Realty players who are hard pressed on liquidity, and have been turning to the private equity (PE) players for funding, may end up benefitting customers.
Industry experts say that while recent deals have been happening more in the residential real estate sector, PE players are investing in projects for shorter duration and with better cash flows.
So, while dev-elopers may like to hold on to the price, the PE investor may wish to exit even at slightly lower returns in stipulated time.
“PE players are very cautious while investing in real estate and prefer shorter investment cycles. They are investing only in projects with guaranteed cash flows and all approvals in place,” said Avinash Gupta, head, financial advisory, Deloitte India.

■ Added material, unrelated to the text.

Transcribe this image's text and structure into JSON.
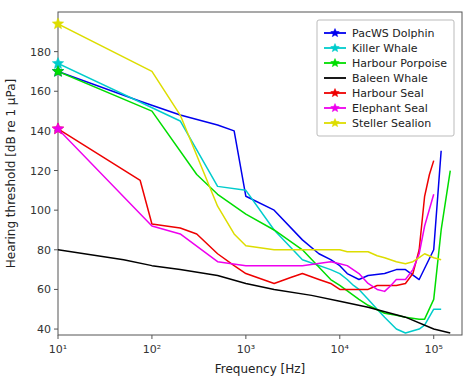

According to a report by Jones Lang Lasalle India, of the total PE investment in the real estate sector in the first half of 2012, 50% was invested in residential real estate. This, in 2011, was 24% and only 17% in 2007.
Industry experts say many PE players who had invested in 2007-08 boom are unable to exit.
Most of the exits that have happened in the past two years have been secondary exits where either another PE player or real estate developer has bought back the stake.
In the past two years, PE players have also stopped taking risks and are sticking to metros rather than venturing into smaller cities.
While many realty players have been turning to PE players and offering better returns, up to 30% annual in some cases, they deny possible price cuts.
“Despite inflation and cash crunch, we have started to witness good sales. So, in the next year, there could be a price rise by around 15%,” said a Mumbai based realtor who had bought a PE’s stake in a project.